Kraken disclosed a 30% staff reduction in a prior downturn [The Information], a painful but not unusual move for crypto-native firms during the 2022-2023 trough. The fact that the company is now hiring into treasury and compliance functions, rather than aggressively scaling sales headcount, tells you where management thinks the next leg of value sits.

The honest counterfactual

What bears say: granting a crypto exchange direct Fed access is politically charged, and the congressional pushback on Kraken's application [CoinDesk, 2026] is unlikely to be the last. A denial would not kill the business, but it would force Kraken to keep paying intermediary banks for dollar settlement, which preserves its competitors' relative position. There is also the structural reality that Coinbase has public-market access to capital and Binance has global liquidity scale, while Kraken sits between them on both axes.

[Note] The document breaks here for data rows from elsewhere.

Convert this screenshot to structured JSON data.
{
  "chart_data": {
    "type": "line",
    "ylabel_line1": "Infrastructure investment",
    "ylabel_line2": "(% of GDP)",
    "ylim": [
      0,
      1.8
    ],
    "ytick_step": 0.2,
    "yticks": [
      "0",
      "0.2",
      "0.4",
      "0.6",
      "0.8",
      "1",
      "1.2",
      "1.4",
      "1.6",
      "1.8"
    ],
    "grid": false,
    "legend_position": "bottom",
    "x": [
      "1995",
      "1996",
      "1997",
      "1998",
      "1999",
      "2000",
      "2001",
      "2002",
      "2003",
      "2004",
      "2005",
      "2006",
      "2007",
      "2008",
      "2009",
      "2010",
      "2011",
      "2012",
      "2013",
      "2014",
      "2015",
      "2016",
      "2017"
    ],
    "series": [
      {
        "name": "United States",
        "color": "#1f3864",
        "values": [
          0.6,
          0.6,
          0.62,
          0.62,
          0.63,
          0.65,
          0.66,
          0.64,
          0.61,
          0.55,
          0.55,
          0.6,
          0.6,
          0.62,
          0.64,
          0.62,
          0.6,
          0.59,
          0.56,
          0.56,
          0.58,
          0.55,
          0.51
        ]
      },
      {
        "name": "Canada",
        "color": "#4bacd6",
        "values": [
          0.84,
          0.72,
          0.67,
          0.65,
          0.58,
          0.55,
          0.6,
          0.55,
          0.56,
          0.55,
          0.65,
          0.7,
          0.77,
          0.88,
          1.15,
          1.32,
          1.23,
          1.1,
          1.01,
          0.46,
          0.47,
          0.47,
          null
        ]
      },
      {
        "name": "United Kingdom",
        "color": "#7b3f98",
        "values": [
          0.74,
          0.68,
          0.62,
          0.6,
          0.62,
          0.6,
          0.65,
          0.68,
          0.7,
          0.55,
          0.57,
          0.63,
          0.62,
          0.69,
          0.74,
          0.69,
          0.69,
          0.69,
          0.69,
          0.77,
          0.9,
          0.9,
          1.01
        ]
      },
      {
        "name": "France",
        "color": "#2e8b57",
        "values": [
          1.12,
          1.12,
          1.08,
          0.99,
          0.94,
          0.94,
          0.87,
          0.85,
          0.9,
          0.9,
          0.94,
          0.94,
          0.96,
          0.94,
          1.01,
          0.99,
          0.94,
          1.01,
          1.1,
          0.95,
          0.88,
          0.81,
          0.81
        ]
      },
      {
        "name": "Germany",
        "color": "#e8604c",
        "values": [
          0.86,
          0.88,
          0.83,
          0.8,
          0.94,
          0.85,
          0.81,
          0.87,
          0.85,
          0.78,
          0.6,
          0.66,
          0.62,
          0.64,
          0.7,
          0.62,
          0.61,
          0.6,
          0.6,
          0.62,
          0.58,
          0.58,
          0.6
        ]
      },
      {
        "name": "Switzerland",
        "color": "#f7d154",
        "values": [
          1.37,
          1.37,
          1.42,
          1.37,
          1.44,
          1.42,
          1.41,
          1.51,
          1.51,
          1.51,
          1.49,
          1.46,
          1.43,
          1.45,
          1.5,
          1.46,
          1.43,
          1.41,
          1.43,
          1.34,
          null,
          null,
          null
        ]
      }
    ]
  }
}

What bulls answer: Kraken does not need to win the Fed account this year for the application itself to be a strategic asset. Filing the request, and forcing regulators and members of Congress to rule on it, advances the broader fight to define what a regulated U.S. crypto exchange looks like. The 2025 closure of the Powell inquiry [The New York Times, 2025] gives the company cleaner standing to wage that fight than it had 24 months ago. And the product breadth, from futures to OTC to staking [Crunchbase], means the company has revenue lines that do not depend on the Fed decision going its way.

What to watch

The next 12 months will hinge on three things. First, whether the Fed application advances or stalls under congressional scrutiny [CoinDesk, 2026]. Second, whether Kraken files for a U.S. public listing, a step long rumored for the company and one its investor base, including Blockchain Capital and Digital Currency Group, has clear incentive to support. Third, the pace of institutional product launches, particularly anything that pulls OTC desks and futures volume away from offshore venues.

The interesting question for readers is not whether Kraken survives. It has survived more than most crypto-native firms already. The question is whether a 14-year-old exchange can convert regulatory patience into a structural advantage that the larger and louder competitors cannot match. If the Fed account comes through, what does Coinbase do next?